I was dreading telling Cindy last night. Then the kids (Zach & Jill) called and asked if we were home. I’d just gotten back from the gym, Cindy was at an AA meeting for the first time in weeks. I ‘splained the situation to them, but they wanted to time their arrival for when both of us were home – so we waited till 8:45ish.
I smelled a rat just based on my text conversation with Zach. His excuse was that he wanted to drop off a CD for a program that he’d borrowed. Hmmm. Need both mom & I home to do that? No need – drop it off later – I just wanted to create a back-up for the disc anyhow. But they insisted on stopping by. When I pushed a little more for a reason I got no response.

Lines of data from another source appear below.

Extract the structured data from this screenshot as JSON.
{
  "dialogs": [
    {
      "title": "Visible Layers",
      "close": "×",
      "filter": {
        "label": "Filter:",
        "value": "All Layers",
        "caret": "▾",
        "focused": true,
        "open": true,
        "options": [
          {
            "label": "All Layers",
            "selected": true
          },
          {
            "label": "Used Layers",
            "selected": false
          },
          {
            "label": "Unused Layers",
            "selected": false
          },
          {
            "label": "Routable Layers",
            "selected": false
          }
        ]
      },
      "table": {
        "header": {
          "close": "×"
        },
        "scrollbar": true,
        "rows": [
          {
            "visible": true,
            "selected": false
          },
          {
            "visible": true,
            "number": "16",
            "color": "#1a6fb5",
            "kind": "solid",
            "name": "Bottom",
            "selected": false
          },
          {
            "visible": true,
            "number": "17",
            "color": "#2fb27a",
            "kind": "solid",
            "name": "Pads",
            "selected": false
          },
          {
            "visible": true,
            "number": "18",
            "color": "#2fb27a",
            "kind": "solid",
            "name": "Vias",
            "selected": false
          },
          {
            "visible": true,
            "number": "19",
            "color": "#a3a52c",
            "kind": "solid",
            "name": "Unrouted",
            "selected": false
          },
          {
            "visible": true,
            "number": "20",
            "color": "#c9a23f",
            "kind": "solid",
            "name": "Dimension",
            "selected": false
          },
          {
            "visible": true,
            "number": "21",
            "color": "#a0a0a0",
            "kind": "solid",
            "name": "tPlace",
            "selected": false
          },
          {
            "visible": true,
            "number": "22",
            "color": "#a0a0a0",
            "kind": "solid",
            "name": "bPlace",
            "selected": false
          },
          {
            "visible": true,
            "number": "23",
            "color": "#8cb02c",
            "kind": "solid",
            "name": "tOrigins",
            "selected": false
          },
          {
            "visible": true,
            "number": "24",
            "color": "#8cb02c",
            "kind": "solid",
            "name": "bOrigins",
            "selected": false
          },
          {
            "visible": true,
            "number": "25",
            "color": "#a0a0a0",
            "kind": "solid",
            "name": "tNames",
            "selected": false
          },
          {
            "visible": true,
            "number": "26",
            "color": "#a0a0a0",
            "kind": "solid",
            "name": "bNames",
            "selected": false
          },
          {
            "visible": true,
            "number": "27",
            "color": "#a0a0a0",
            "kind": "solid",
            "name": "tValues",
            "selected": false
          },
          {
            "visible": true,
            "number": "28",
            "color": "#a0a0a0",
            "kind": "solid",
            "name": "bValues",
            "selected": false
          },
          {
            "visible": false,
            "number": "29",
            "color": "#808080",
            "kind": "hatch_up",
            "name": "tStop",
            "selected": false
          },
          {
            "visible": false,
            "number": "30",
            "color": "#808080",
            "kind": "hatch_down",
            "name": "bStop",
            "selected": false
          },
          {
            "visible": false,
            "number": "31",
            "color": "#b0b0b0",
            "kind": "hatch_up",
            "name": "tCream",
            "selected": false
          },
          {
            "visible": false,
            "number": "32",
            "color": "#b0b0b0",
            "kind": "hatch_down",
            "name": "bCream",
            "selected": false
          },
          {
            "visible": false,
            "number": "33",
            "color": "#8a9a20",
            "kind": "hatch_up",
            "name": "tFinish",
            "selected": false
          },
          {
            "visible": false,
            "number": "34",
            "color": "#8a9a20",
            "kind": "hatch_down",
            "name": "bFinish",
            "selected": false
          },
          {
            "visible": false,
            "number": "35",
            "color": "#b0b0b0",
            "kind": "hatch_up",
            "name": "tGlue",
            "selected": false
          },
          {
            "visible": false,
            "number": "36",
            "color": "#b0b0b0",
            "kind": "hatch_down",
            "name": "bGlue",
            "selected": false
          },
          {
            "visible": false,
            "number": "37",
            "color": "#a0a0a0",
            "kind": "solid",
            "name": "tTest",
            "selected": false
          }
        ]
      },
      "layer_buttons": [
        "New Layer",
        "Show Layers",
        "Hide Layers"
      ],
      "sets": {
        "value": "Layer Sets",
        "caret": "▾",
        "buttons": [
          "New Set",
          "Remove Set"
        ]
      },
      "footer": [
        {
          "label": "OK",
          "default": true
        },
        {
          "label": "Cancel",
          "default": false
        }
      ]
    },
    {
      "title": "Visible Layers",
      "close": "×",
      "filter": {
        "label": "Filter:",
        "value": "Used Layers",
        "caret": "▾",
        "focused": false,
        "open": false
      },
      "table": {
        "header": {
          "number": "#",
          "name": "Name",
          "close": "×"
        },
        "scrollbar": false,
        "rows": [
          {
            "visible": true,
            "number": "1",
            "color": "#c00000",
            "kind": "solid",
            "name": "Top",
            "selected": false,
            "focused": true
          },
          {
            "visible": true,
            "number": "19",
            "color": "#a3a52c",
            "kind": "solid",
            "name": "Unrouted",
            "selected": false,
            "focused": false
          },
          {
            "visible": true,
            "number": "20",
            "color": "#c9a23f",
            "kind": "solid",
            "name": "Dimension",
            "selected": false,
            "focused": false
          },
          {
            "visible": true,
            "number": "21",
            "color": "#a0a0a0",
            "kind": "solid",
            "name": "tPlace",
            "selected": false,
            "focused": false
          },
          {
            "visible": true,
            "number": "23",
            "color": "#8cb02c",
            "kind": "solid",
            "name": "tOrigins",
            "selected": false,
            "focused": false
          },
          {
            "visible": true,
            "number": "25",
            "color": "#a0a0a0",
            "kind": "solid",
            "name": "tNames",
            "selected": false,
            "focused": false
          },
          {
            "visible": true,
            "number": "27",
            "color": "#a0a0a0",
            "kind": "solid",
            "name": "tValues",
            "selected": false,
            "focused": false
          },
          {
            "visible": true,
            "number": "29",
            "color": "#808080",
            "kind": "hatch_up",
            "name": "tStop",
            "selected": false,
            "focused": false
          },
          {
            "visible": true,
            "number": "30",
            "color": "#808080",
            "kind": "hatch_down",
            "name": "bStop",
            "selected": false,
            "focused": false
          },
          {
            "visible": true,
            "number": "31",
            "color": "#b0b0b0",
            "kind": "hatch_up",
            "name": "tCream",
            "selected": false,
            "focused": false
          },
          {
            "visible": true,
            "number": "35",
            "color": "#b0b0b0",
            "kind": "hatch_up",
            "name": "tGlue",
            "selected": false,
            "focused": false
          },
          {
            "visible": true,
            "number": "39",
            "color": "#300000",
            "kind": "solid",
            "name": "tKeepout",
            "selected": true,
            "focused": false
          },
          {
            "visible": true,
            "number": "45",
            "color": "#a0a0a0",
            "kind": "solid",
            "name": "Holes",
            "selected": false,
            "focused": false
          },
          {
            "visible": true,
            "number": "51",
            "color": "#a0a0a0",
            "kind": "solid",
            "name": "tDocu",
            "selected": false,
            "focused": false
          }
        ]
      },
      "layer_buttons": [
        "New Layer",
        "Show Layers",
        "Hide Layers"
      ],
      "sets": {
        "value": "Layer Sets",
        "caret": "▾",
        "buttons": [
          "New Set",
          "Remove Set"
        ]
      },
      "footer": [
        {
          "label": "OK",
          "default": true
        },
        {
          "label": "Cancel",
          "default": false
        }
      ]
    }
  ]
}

Know why? That rat I smelled, well it wasn’t exactly a rat. It was more like a zygote. More like good ol’ Jilly won’t be seeing her Aunt Flo for, ohh, say 9 months or so. Now, you’ll all have to keep this hush hush and make sure to not tell any of my real life friends & relatives. (Tough request, eh? How many do YOU know?) The kids want to keep news of the kidlet quiet till the end of the first trimester so they’re doing a limited announcement at this point. So far Jill’s parents, Cindy & I, Eric and maybe Jill’s younger brother are in on the news. Jill doesn’t want to tell her older brother yet because he can’t keep a secret to save his life.
All things considered, I didn’t end up breaking the news of my pending job change to Cindy. No one in their right mind follows up a “we’re pregnant” announcement with a “Oh by the way, I’m out of a job come August” (unless my attitude goes so far south they kick my ass out sooner – which remains a possibility.)
The saddest thing is that it’s my own damn fault. This isn’t a layoff, it’s a rank & file sorting. I am currently the juniorest (new word) engineer in the division. (I was a late bloomer – night school & all) My performance apparently hasn’t been on a par with my peers. New company policy is that the bottom 20% get flushed every year and new blood will be brought in.
I’ll have to break the news to Cindy tonight. Bet that’ll bring her down off her expectant Gramma high in a flash. Only thing I worry about is one thing she threatened one drunken night several years ago. When our division was being sold she said something to the effect of “If you ever lose your job I’m divorcing you”. I only say “to the effect of” because I can’t quite remember it word for word. But I know those 9 words were involved, and they were placed in that order. There are only a few adjectives missing.
So. To say I’m a little anxious about having to share my just fucking super news is a bit of an understatement. As luck would have it, the next time I see Cindy will be in session with Janine in about 4.5 hours. The subject won’t be what Janine & I originally had in mind last week, you can be sure of that.
(Our intended topic? How do we move this relationship off the plateau we’re on? What has to happen to increase intimacy? That was going to segue into the latest slips on the drinking front – separate from vacation. That wasn’t going to be a fun session either,)
Anyone want to trade persona for a week or so?